France attempts damage control with Mideast policy

While the American scandal over Iran spreads, the French are quietly trying to extricate themselves from potential embarrassment in the Middle East. Two-thirds of France's 1,380 man contingent in the UN peacekeeping force in southern Lebanon will be withdrawn, French officials confirmed Wednesday. The decision followed numerous attacks against French UNIFIL (UN Interim Forces in Lebanon) soldiers by pro-Iranian Shiite Muslim extremists. A total of 21 French soldiers have been killed since the force was created in March 1978, after the Israeli invasion of southern Lebanon.

French officials hope to achieve two separate goals by their action: to reduce their casualties in Lebanon without jeopardizing their support for moderate Arabs, and to force Israel to withdraw completely from south Lebanon.

The French long have complained that the Israelis have prevented the peacekeeping force from keeping the peace. In a speech this week, French Foreign Minister Jean-Bernard Raimond said that the UN force had not succeeded in persuading the Israeli military to withdraw behind the international frontier.

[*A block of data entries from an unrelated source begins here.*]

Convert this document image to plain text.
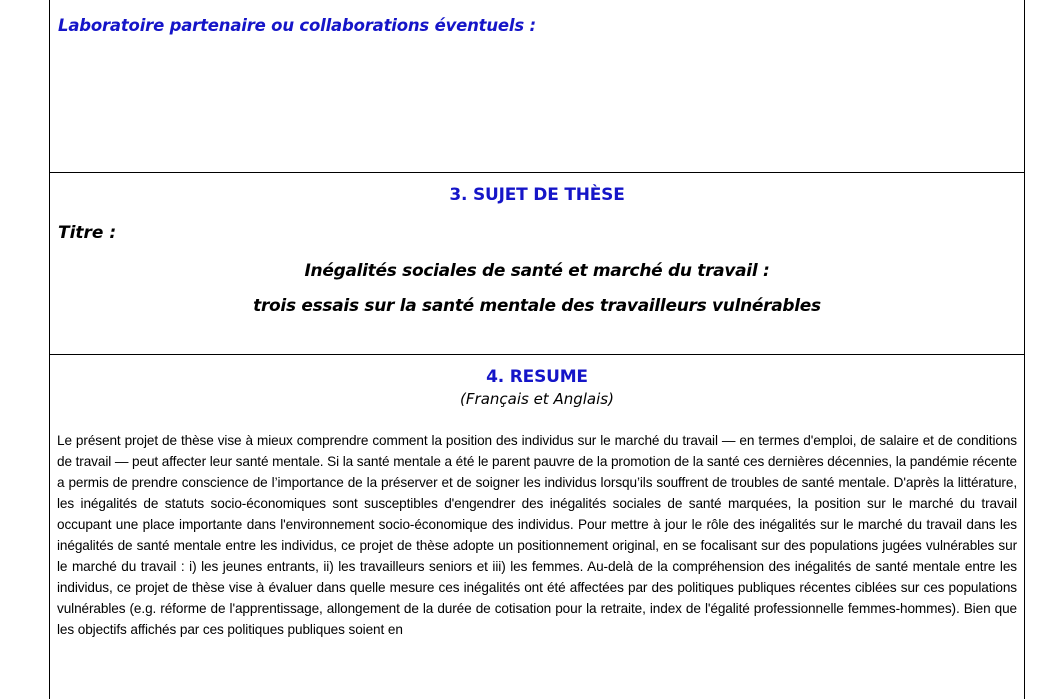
Laboratoire partenaire ou collaborations éventuels :
3. SUJET DE THÈSE
Titre :
Inégalités sociales de santé et marché du travail :
trois essais sur la santé mentale des travailleurs vulnérables
4. RESUME
(Français et Anglais)
Le présent projet de thèse vise à mieux comprendre comment la position des individus sur le marché du travail — en termes d'emploi, de salaire et de conditions de travail — peut affecter leur santé mentale. Si la santé mentale a été le parent pauvre de la promotion de la santé ces dernières décennies, la pandémie récente a permis de prendre conscience de l’importance de la préserver et de soigner les individus lorsqu’ils souffrent de troubles de santé mentale. D'après la littérature, les inégalités de statuts socio-économiques sont susceptibles d'engendrer des inégalités sociales de santé marquées, la position sur le marché du travail occupant une place importante dans l'environnement socio-économique des individus. Pour mettre à jour le rôle des inégalités sur le marché du travail dans les inégalités de santé mentale entre les individus, ce projet de thèse adopte un positionnement original, en se focalisant sur des populations jugées vulnérables sur le marché du travail : i) les jeunes entrants, ii) les travailleurs seniors et iii) les femmes. Au-delà de la compréhension des inégalités de santé mentale entre les individus, ce projet de thèse vise à évaluer dans quelle mesure ces inégalités ont été affectées par des politiques publiques récentes ciblées sur ces populations vulnérables (e.g. réforme de l'apprentissage, allongement de la durée de cotisation pour la retraite, index de l'égalité professionnelle femmes-hommes). Bien que les objectifs affichés par ces politiques publiques soient en
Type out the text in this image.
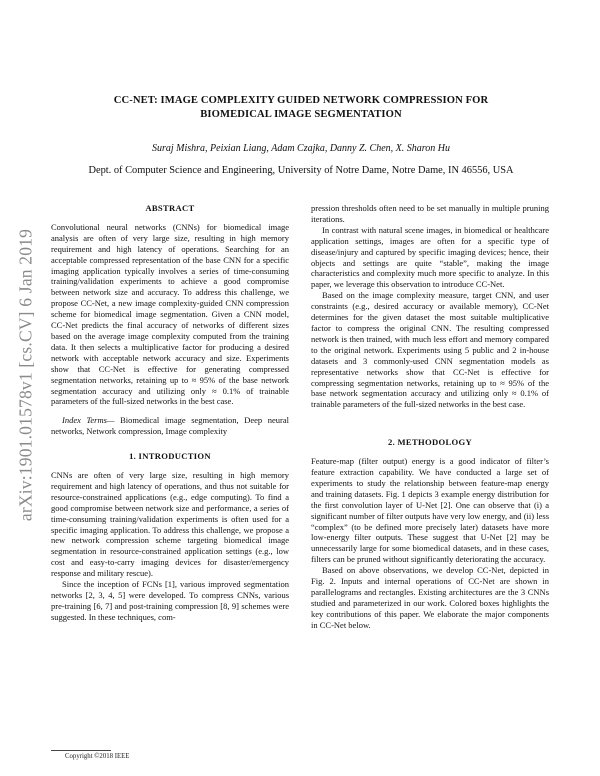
arXiv:1901.01578v1 [cs.CV] 6 Jan 2019
CC-NET: IMAGE COMPLEXITY GUIDED NETWORK COMPRESSION FOR BIOMEDICAL IMAGE SEGMENTATION
Suraj Mishra, Peixian Liang, Adam Czajka, Danny Z. Chen, X. Sharon Hu
Dept. of Computer Science and Engineering, University of Notre Dame, Notre Dame, IN 46556, USA
ABSTRACT

Convolutional neural networks (CNNs) for biomedical image analysis are often of very large size, resulting in high memory requirement and high latency of operations. Searching for an acceptable compressed representation of the base CNN for a specific imaging application typically involves a series of time-consuming training/validation experiments to achieve a good compromise between network size and accuracy. To address this challenge, we propose CC-Net, a new image complexity-guided CNN compression scheme for biomedical image segmentation. Given a CNN model, CC-Net predicts the final accuracy of networks of different sizes based on the average image complexity computed from the training data. It then selects a multiplicative factor for producing a desired network with acceptable network accuracy and size. Experiments show that CC-Net is effective for generating compressed segmentation networks, retaining up to ≈ 95% of the base network segmentation accuracy and utilizing only ≈ 0.1% of trainable parameters of the full-sized networks in the best case.

Index Terms— Biomedical image segmentation, Deep neural networks, Network compression, Image complexity

1. INTRODUCTION

CNNs are often of very large size, resulting in high memory requirement and high latency of operations, and thus not suitable for resource-constrained applications (e.g., edge computing). To find a good compromise between network size and performance, a series of time-consuming training/validation experiments is often used for a specific imaging application. To address this challenge, we propose a new network compression scheme targeting biomedical image segmentation in resource-constrained application settings (e.g., low cost and easy-to-carry imaging devices for disaster/emergency response and military rescue).

Since the inception of FCNs [1], various improved segmentation networks [2, 3, 4, 5] were developed. To compress CNNs, various pre-training [6, 7] and post-training compression [8, 9] schemes were suggested. In these techniques, com-

pression thresholds often need to be set manually in multiple pruning iterations.

In contrast with natural scene images, in biomedical or healthcare application settings, images are often for a specific type of disease/injury and captured by specific imaging devices; hence, their objects and settings are quite “stable”, making the image characteristics and complexity much more specific to analyze. In this paper, we leverage this observation to introduce CC-Net.

Based on the image complexity measure, target CNN, and user constraints (e.g., desired accuracy or available memory), CC-Net determines for the given dataset the most suitable multiplicative factor to compress the original CNN. The resulting compressed network is then trained, with much less effort and memory compared to the original network. Experiments using 5 public and 2 in-house datasets and 3 commonly-used CNN segmentation models as representative networks show that CC-Net is effective for compressing segmentation networks, retaining up to ≈ 95% of the base network segmentation accuracy and utilizing only ≈ 0.1% of trainable parameters of the full-sized networks in the best case.

2. METHODOLOGY

Feature-map (filter output) energy is a good indicator of filter’s feature extraction capability. We have conducted a large set of experiments to study the relationship between feature-map energy and training datasets. Fig. 1 depicts 3 example energy distribution for the first convolution layer of U-Net [2]. One can observe that (i) a significant number of filter outputs have very low energy, and (ii) less “complex” (to be defined more precisely later) datasets have more low-energy filter outputs. These suggest that U-Net [2] may be unnecessarily large for some biomedical datasets, and in these cases, filters can be pruned without significantly deteriorating the accuracy.

Based on above observations, we develop CC-Net, depicted in Fig. 2. Inputs and internal operations of CC-Net are shown in parallelograms and rectangles. Existing architectures are the 3 CNNs studied and parameterized in our work. Colored boxes highlights the key contributions of this paper. We elaborate the major components in CC-Net below.

Copyright ©2018 IEEE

At the same time, the French do not want to appear to be succumbing to pressure from the Shiite extremists. In his speech, Mr. Raimond said France remained firmly committed to the peacekeeping force. French officials insisted that 500 to 600 French soldiers would remain in southern Lebanon. They even suggested a reinforcement would be possible if Israeli forces withdrew.

A continued, even if reduced, French presence in Lebanon fits within the larger framework of French policy in the Middle East. In the French view, the West's main interest in the Mideast is to support the friendly governments of Egypt, Saudi Arabia, Jordan, and north Africa in their struggle against economic trouble and anti-Western Muslim fundamentalism.

How to do this? Prime Minister Jacques Chirac says it is necessary to bargain with the extremists' supporters, namely Syria and Iran. He believes these two countries hold the key not only to the safety of French and American hostages held in Beirut, but to the future shape of Lebanon and the entire Mideastern equation. Military reprisals against Syria for sponsoring terrorism in Europe and a refusal to talk openly with Iran, according to Prime Minister Chirac, merely serve to encourage them to greater extremism.

Since the Reagan administration uses similar logic in defending its arms sales to Iran, it is no wonder that the French have refrained from official criticism of Washington's actions. There have been reports that the French also sold antitank missiles and large amounts of ammunition to Iran.

Public reaction to the political turmoil in Washington also has been restrained. Nonetheless, important questions are being raised about American foreign policy. In the Middle East, the French as well as other Europeans wonder whether Washington's actions will leave the West more isolated than ever in the region, weakening moderate Arab leaders and fueling more Islamic fundamentalism. Israel's deep involvement in the affair heightens this concern.

The Europeans were unnerved by what they perceived as confused execution of United States foreign policy.

They believe President Reagan was not well advised at last month's Iceland summit with Soviet leader Mikhail Gorbachev and did not fully understand his own bargaining positions. The Iran scandal adds to these concerns.

The Europeans, accustomed to centralized executive authority, ask how the President could not know that a White House staff member was using a secret shipment of arms to Iran to fund rebel operations in Nicragua? And how Lt. Col. Oliver North, with his relatively low military rank, could possibly have sufficient authority to mount such an operation on his own?

In posing these questions, the Europeans refrain from criticizing the morality of the US actions.

What worries them instead is the effectiveness of those actions.

``In America, politicians are supposed to be ethical,'' says Oliver Todd, a respected political analyst. ``In France, politicians are supposed to be efficient.''

The message is clear. If the reduction of French forces in Lebanon does not end French casualties there and if its policy of negotiating with Syria and Iran does not keep Paris's streets safe from terrorism, then Chirac's government also could face its own embarrassing Mideast scandal.